Furthermore, observations of light-regulated expression of ACBP4 and ACBP5 mRNAs would be consistent with this role. ACBP4 and ACBP5 mRNAs are up-regulated in the light and down-regulated in constant darkness in contrast to ACBP6 mRNA, which showed lower expression in the light and increased expression in darkness. Interestingly, FAD which encodes omega-3-fatty acid desaturase, an enzyme involved in plastidial lipid metabolism, is also subject to regulation by light. The enzyme acetyl-CoA carboxylase (ACCase) in plants catalyzes the first committed step in de novo fatty acid biosynthesis involving production of malonyl-CoA from acetyl-CoA. De novo fatty acid biosynthesis is dependent on carbon fixation in the plastids for the generation of acetyl-CoA. Pea ACCase mRNA is light-regulated, consistent with ACCase function in fatty acid biosynthesis and in meeting the demands in plant lipid metabolism.

ACBP6

Observations that the ACBP6 mRNA and protein are cold (4°C)-inducible, and that the acbp6 mutant showed enhanced sensitivity to freezing (-8°C) in comparison to wild type, lead to the generation and testing of transgenic plants overexpressing ACBP6 (Fig. 2).

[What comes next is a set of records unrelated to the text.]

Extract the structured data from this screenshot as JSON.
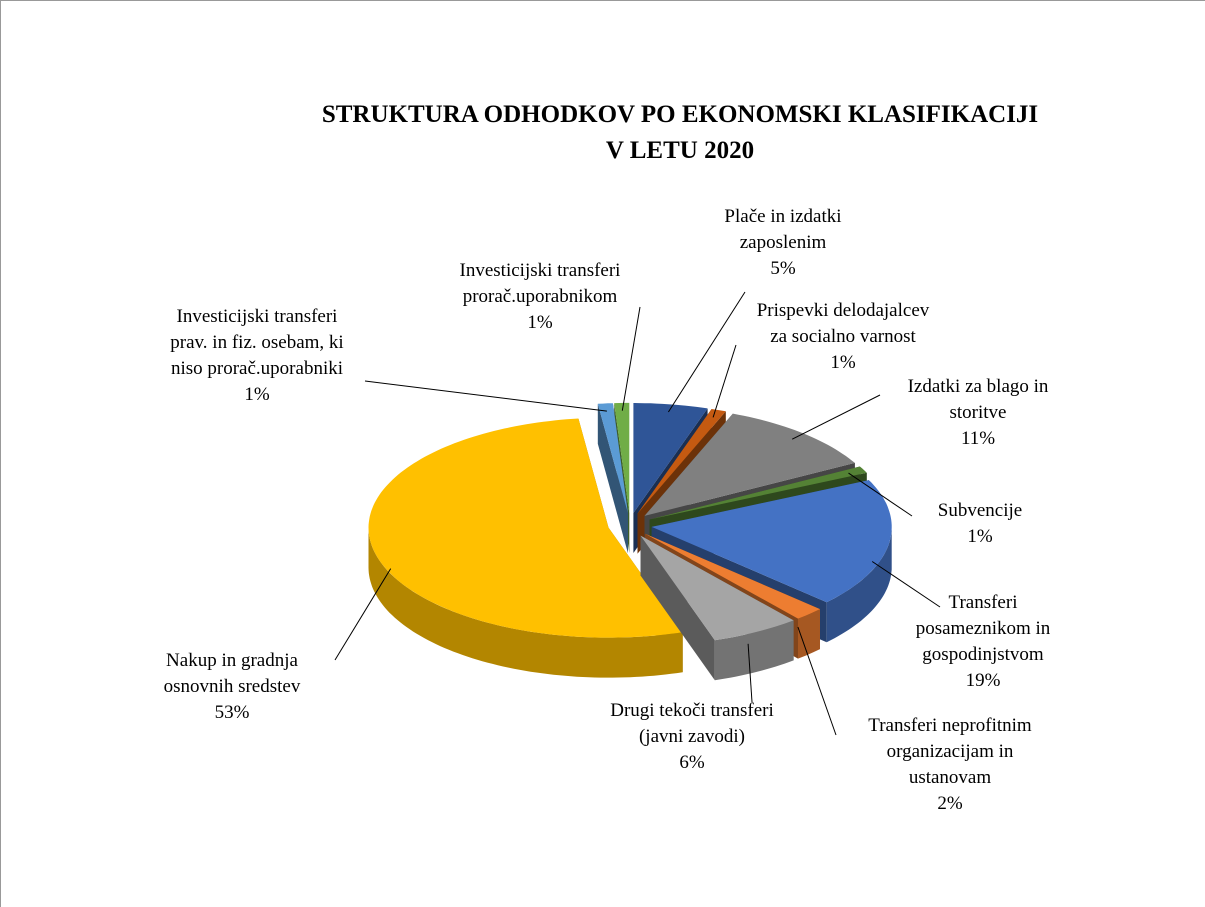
{
  "chart_data": {
    "type": "pie",
    "title": [
      "STRUKTURA ODHODKOV PO EKONOMSKI KLASIFIKACIJI",
      "V LETU 2020"
    ],
    "categories": [
      "Plače in izdatki\nzaposlenim",
      "Prispevki delodajalcev\nza socialno varnost",
      "Izdatki za blago in\nstoritve",
      "Subvencije",
      "Transferi\nposameznikom in\ngospodinjstvom",
      "Transferi neprofitnim\norganizacijam  in\nustanovam",
      "Drugi tekoči transferi\n(javni zavodi)",
      "Nakup in gradnja\nosnovnih sredstev",
      "Investicijski  transferi\nprav. in fiz. osebam, ki\nniso prorač.uporabniki",
      "Investicijski  transferi\nprorač.uporabnikom"
    ],
    "values": [
      5,
      1,
      11,
      1,
      19,
      2,
      6,
      53,
      1,
      1
    ],
    "value_labels": [
      "5%",
      "1%",
      "11%",
      "1%",
      "19%",
      "2%",
      "6%",
      "53%",
      "1%",
      "1%"
    ],
    "colors": [
      "#2f5597",
      "#c55a11",
      "#808080",
      "#548235",
      "#4472c4",
      "#ed7d31",
      "#a5a5a5",
      "#ffc000",
      "#5b9bd5",
      "#70ad47"
    ]
  }
}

The ability of recombinant ACBP6 in binding PC suggests that it is a potential candidate in the intracellular binding and trafficking of PC in plant phospholipid metabolism. Interestingly, in ACBP6-overexpressors which are more tolerant to freezing (-8°C) than wild type, induction of mRNA encoding phospholipase Dδ (PLDδ) which generates phosphatidic acid (PA) from phospholipids was observed. Such up-regulation in PLDδ mRNA and accumulation of PA upon freezing treatment is consistent with previous observations of PLDδ-overexpressing Arabidopsis. Lipid profiling analyses on cold-acclimated freezing-treated ACBP6-overexpressors revealed decrease in PC and increase in PA, in comparison to wild type. Such changes in PC and PA are consistent with observations of PLDδ-overexpressors.

Arabidopsis ACBP6-overexpressors (OE) are freezing tolerant.

Figure 2. Arabidopsis ACBP6-overexpressors (OE) are freezing tolerant.